I think it has to do with how "important" Google thinks your site is. Get more natural links (especially deep links), and I bet Google starts showing more.
is having all your pages in the root a bad thing? I wrote my cms system with all the pages in root...no directories...is this bad?
Make sure your title tags are different for each page, google will then know they are different and will be more likely to index them.
I think it's better to spend 99% of your time building good, original, content for your website and 1% of your time building links and promoting it. Most folks spend 99% of their time promoting their site and 1% building good content. As they say in the movies, "Build it and they will come". That is true in website promotion as well. Build a good site, update it on a regular basis and folks will find your site and link to it. This natural linking is the best way to go. Yes, it will take a long time, but most shortcuts don't work and might do more harm than good.
I think PR6 and orignal content should give you a looot of "capacity" But are those 16000 product pages original or they are just amazon/something else feeds? If they are not original, is a smart move from google's point of view not to crawl and index them since it only would waste resources.

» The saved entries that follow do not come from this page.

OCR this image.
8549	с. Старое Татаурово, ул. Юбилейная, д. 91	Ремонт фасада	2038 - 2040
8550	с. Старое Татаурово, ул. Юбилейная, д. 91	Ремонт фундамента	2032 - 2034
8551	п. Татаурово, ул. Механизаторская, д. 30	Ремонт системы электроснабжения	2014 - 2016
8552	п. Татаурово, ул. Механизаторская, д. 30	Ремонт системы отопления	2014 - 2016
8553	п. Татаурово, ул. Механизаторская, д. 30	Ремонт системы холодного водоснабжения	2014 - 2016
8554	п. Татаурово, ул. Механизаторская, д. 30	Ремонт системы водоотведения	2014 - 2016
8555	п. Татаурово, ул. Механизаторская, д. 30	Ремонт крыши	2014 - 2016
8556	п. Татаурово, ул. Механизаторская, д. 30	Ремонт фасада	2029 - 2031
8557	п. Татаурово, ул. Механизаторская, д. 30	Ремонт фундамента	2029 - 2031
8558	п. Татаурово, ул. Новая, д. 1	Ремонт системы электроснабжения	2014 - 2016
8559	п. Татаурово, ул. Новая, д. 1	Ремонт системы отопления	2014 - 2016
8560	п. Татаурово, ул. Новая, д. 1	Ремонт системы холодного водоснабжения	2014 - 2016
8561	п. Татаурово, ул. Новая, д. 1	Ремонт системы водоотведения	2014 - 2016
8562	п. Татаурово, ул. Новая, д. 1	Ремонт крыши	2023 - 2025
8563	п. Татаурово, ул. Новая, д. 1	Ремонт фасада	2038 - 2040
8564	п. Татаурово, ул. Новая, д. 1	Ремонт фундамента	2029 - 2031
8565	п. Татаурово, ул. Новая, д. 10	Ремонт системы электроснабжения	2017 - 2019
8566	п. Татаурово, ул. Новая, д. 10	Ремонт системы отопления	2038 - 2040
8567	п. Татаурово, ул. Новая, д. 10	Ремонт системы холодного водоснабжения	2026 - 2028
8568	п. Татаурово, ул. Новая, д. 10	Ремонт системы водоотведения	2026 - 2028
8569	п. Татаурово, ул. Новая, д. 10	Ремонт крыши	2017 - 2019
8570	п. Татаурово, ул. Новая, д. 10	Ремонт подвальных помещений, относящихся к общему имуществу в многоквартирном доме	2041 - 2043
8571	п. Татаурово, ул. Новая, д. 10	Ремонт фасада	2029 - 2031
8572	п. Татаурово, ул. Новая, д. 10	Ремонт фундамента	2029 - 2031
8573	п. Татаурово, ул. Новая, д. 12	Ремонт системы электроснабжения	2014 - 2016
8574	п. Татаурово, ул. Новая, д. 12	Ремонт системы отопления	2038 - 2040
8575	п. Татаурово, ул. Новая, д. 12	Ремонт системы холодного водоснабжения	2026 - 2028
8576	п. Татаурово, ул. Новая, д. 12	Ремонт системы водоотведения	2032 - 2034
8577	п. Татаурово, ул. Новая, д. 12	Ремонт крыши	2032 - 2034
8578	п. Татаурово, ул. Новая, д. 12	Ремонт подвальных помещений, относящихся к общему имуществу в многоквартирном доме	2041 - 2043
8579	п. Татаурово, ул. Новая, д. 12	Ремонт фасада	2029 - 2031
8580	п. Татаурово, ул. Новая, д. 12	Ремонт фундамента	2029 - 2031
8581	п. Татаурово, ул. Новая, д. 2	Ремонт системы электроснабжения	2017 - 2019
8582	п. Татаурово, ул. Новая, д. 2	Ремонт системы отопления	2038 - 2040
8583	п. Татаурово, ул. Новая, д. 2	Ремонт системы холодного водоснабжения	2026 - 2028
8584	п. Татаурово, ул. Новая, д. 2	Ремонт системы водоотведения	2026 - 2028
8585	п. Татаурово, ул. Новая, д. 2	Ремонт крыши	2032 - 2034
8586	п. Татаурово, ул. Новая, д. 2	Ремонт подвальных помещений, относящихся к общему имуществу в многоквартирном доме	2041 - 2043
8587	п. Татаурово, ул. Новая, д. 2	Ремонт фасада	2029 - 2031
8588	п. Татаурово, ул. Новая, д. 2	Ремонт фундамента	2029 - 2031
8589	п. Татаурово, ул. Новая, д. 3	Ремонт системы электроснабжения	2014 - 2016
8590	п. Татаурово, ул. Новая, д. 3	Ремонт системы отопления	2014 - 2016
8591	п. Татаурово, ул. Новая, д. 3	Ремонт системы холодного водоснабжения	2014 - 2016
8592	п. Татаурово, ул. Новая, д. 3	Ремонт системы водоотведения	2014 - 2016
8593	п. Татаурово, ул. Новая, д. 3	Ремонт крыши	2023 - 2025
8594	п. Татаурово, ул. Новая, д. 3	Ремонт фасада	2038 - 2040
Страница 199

hi rehash, The 16000 product pages are from a feed so they in themselves contain unoriginal content. The site however is not just a store, it is a community containing forums and blogs (see my sig), which is a lot of original content. Googlebot swallowed up 2.4GB of my bandwidth in August which was amazing, in September it was down to 500MB. Consequently indexed pages started to become supplemental and new pages where not being indexed. I realise now that it is probably not an indexed pages capacity problem I have, more of a spider frequency problem. I still can't put my finger on why Googlebot visits dropped so dramtically from 2.4GB to 500MB. It must have been a penalty of some sorts. Quite possibly it was a datafeed penalty but this peeves me somewhat as the products are relevant to the subject matter (i am biased however ). Any ideas about the drop?